We use two ontologies: UMLS and RadLex. UMLS is a medical ontology that includes different procedures, conditions, symptoms, and many more. We specifically use QuickUMLS to extract UMLS concepts from the FINDINGS section. RadLex contains widely-used ontology of radiology terms and it’s organised in a hierarchical structure. We use exact n-gram matching to identify important radiology entities.
Experiments and Results
Our evaluation dataset is 41066 radiology reports from MedStar Georgetown University Hospital. Our evaluation metric is ROUGE scores. Our baseline models are LSA, LexRank, vanilla pointer-generator model (with copy mechanism), and background-aware PG (encodes BACKGROUND section of the radiology report to improve summarisation).

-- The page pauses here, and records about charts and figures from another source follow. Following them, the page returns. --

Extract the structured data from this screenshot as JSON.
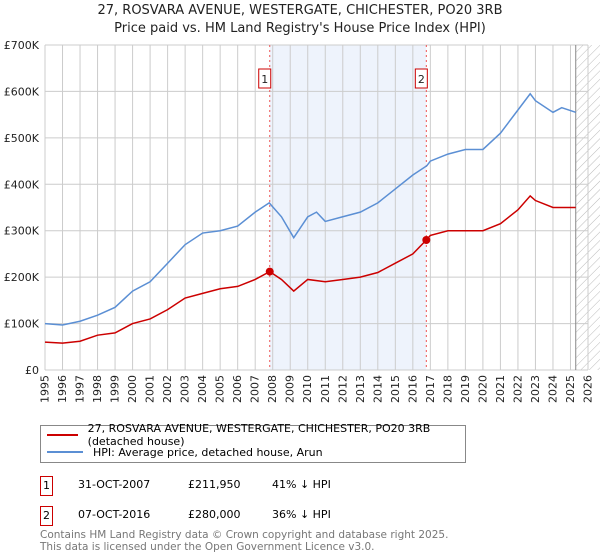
{
  "chart_data": {
    "type": "line",
    "title": "27, ROSVARA AVENUE, WESTERGATE, CHICHESTER, PO20 3RB",
    "subtitle": "Price paid vs. HM Land Registry's House Price Index (HPI)",
    "xlim": [
      1995,
      2026
    ],
    "ylim": [
      0,
      700000
    ],
    "x_ticks": [
      "1995",
      "1996",
      "1997",
      "1998",
      "1999",
      "2000",
      "2001",
      "2002",
      "2003",
      "2004",
      "2005",
      "2006",
      "2007",
      "2008",
      "2009",
      "2010",
      "2011",
      "2012",
      "2013",
      "2014",
      "2015",
      "2016",
      "2017",
      "2018",
      "2019",
      "2020",
      "2021",
      "2022",
      "2023",
      "2024",
      "2025",
      "2026"
    ],
    "y_ticks": [
      {
        "v": 0,
        "label": "£0"
      },
      {
        "v": 100000,
        "label": "£100K"
      },
      {
        "v": 200000,
        "label": "£200K"
      },
      {
        "v": 300000,
        "label": "£300K"
      },
      {
        "v": 400000,
        "label": "£400K"
      },
      {
        "v": 500000,
        "label": "£500K"
      },
      {
        "v": 600000,
        "label": "£600K"
      },
      {
        "v": 700000,
        "label": "£700K"
      }
    ],
    "grid": true,
    "shaded_range": [
      2007.83,
      2016.77
    ],
    "hatched_from": 2025.3,
    "series": [
      {
        "name": "27, ROSVARA AVENUE, WESTERGATE, CHICHESTER, PO20 3RB (detached house)",
        "color": "#cc0000",
        "x": [
          1995,
          1996,
          1997,
          1998,
          1999,
          2000,
          2001,
          2002,
          2003,
          2004,
          2005,
          2006,
          2007,
          2007.83,
          2008.5,
          2009.2,
          2010,
          2011,
          2012,
          2013,
          2014,
          2015,
          2016,
          2016.77,
          2017,
          2018,
          2019,
          2020,
          2021,
          2022,
          2022.7,
          2023,
          2024,
          2025.3
        ],
        "y": [
          60000,
          58000,
          62000,
          75000,
          80000,
          100000,
          110000,
          130000,
          155000,
          165000,
          175000,
          180000,
          195000,
          211950,
          195000,
          170000,
          195000,
          190000,
          195000,
          200000,
          210000,
          230000,
          250000,
          280000,
          290000,
          300000,
          300000,
          300000,
          315000,
          345000,
          375000,
          365000,
          350000,
          350000
        ]
      },
      {
        "name": "HPI: Average price, detached house, Arun",
        "color": "#5b8fd4",
        "x": [
          1995,
          1996,
          1997,
          1998,
          1999,
          2000,
          2001,
          2002,
          2003,
          2004,
          2005,
          2006,
          2007,
          2007.8,
          2008.5,
          2009.2,
          2010,
          2010.5,
          2011,
          2012,
          2013,
          2014,
          2015,
          2016,
          2016.8,
          2017,
          2018,
          2019,
          2020,
          2021,
          2022,
          2022.7,
          2023,
          2024,
          2024.5,
          2025.3
        ],
        "y": [
          100000,
          97000,
          105000,
          118000,
          135000,
          170000,
          190000,
          230000,
          270000,
          295000,
          300000,
          310000,
          340000,
          360000,
          330000,
          285000,
          330000,
          340000,
          320000,
          330000,
          340000,
          360000,
          390000,
          420000,
          440000,
          450000,
          465000,
          475000,
          475000,
          510000,
          560000,
          595000,
          580000,
          555000,
          565000,
          555000
        ]
      }
    ],
    "annotations": [
      {
        "label": "1",
        "x": 2007.83,
        "y": 211950
      },
      {
        "label": "2",
        "x": 2016.77,
        "y": 280000
      }
    ]
  },
  "table": [
    {
      "num": "1",
      "date": "31-OCT-2007",
      "price": "£211,950",
      "hpi": "41% ↓ HPI"
    },
    {
      "num": "2",
      "date": "07-OCT-2016",
      "price": "£280,000",
      "hpi": "36% ↓ HPI"
    }
  ],
  "footer": [
    "Contains HM Land Registry data © Crown copyright and database right 2025.",
    "This data is licensed under the Open Government Licence v3.0."
  ]
}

Our ontology-aware models outperformed the other baseline models on both the dev and test set, with the RadLex ontology model achieving the highest performance. Both LexRank and LSA significantly underperformed, indicating that the most central sentences might not be important for the IMPRESSION summary. We also examine the attention weights to assess if our ontology-aware decoder was able to attend more radiology terms. Figure 2 below showcase the attention weights of two samples. Relative to vanilla PG, our model was able to attend more radiological terms within the FINDINGS section, improving the summary generation process.

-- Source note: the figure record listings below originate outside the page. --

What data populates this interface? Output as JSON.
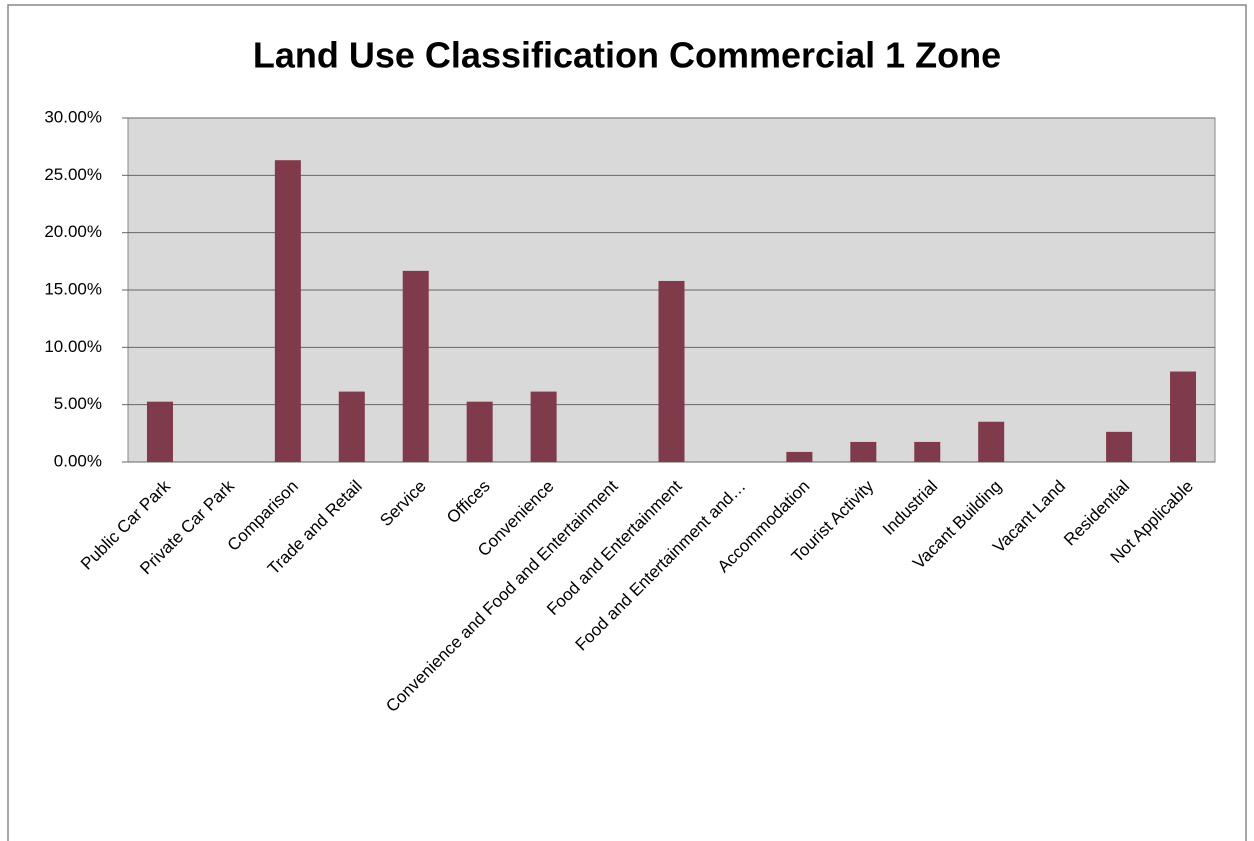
{
  "chart_data": {
    "type": "bar",
    "title": "Land Use Classification Commercial 1 Zone",
    "categories": [
      "Public Car Park",
      "Private Car Park",
      "Comparison",
      "Trade and Retail",
      "Service",
      "Offices",
      "Convenience",
      "Convenience and Food and Entertainment",
      "Food and Entertainment",
      "Food and Entertainment and…",
      "Accommodation",
      "Tourist Activity",
      "Industrial",
      "Vacant Building",
      "Vacant Land",
      "Residential",
      "Not Applicable"
    ],
    "values": [
      5.26,
      0,
      26.32,
      6.14,
      16.67,
      5.26,
      6.14,
      0,
      15.79,
      0,
      0.88,
      1.75,
      1.75,
      3.51,
      0,
      2.63,
      7.89
    ],
    "color": "#7f3a4b",
    "ylim": [
      0,
      30
    ],
    "yticks": [
      {
        "value": 0,
        "label": "0.00%"
      },
      {
        "value": 5,
        "label": "5.00%"
      },
      {
        "value": 10,
        "label": "10.00%"
      },
      {
        "value": 15,
        "label": "15.00%"
      },
      {
        "value": 20,
        "label": "20.00%"
      },
      {
        "value": 25,
        "label": "25.00%"
      },
      {
        "value": 30,
        "label": "30.00%"
      }
    ],
    "grid": true
  }
}
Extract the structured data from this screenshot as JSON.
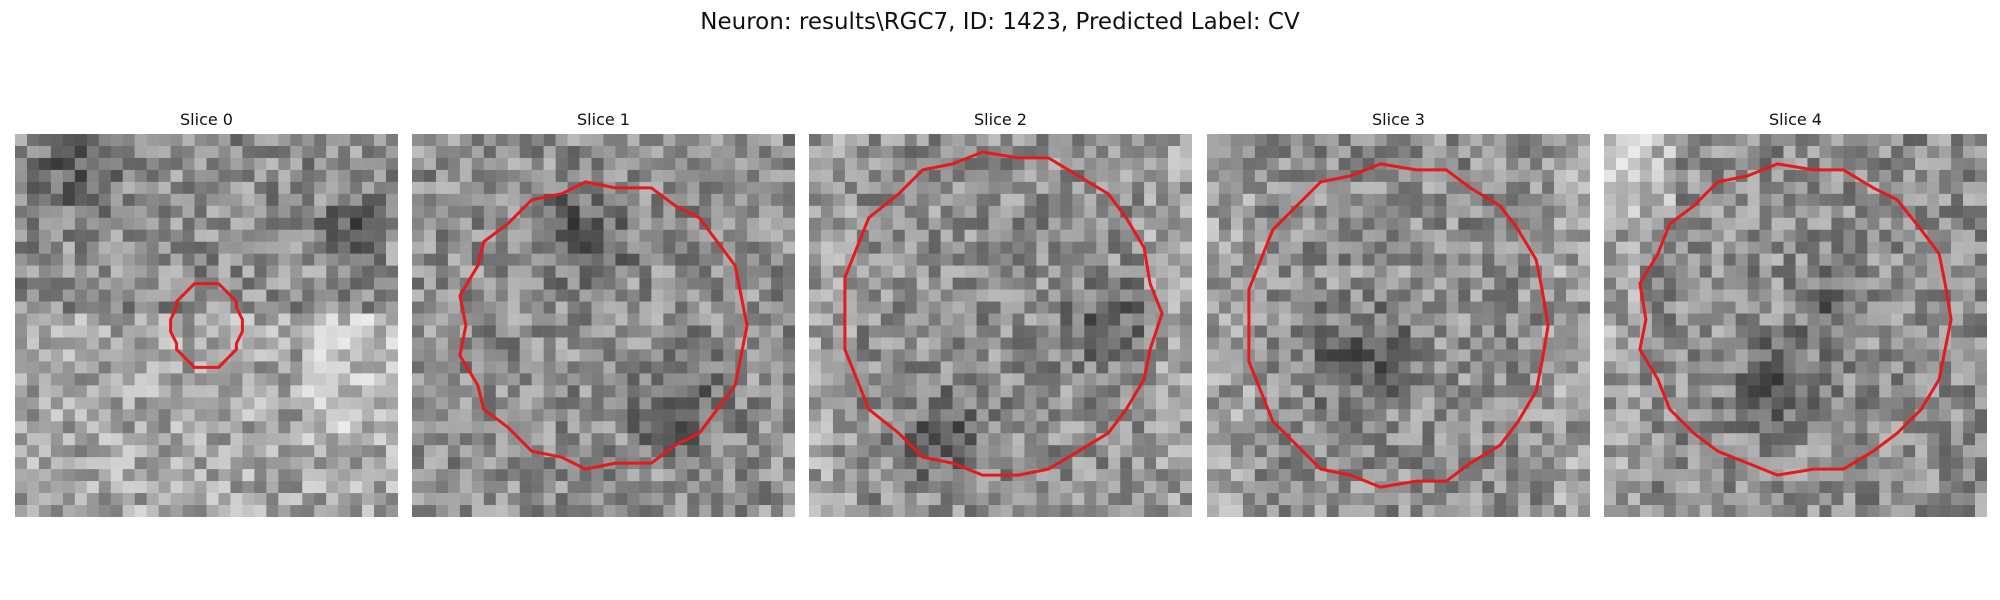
{
  "figure": {
    "title": "Neuron: results\\RGC7, ID: 1423, Predicted Label: CV"
  },
  "colors": {
    "background": "#ffffff",
    "contour": "#e41a1c",
    "pixel_palette": "grayscale"
  },
  "panels": [
    {
      "title": "Slice 0"
    },
    {
      "title": "Slice 1"
    },
    {
      "title": "Slice 2"
    },
    {
      "title": "Slice 3"
    },
    {
      "title": "Slice 4"
    }
  ]
}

We have a expert radiologist to manually evaluate 100 reports where each report has the radiology FINDINGS, the manually-written summary, PG-generated summary, and RadLex-ontology-regenerated summary. The radiologist score each IMPRESSION according to the following factors from 1 (worst) – 5 (best):
The results are displayed below and show that our RadLex-generated summary improves completeness and accuracy while maintaining readability. There is a net gain of 10 reports that shown improvement in completeness between score 3 and 4. Our approach also has significantly less critical errors where only 5% of our generated summaries were scored 1 and 2. The radiologist also evaluated our RadLex-generated summaries independently to identify how the summaries could improve further. Our RadLex-generated summaries was able to select important points that are related to the RadLex terms and in some occasions, it was able to identify important points that the radiologist has missed. One problem is that our approach still generates repetitive sentences sometimes which we could mitigate by doing further pre-processing such as removing repetitive n-grams. Another problem is that our approach occasionally mix up the details leading to factual inconsistent, indicating that we could spend more time further developing our attention mechanism.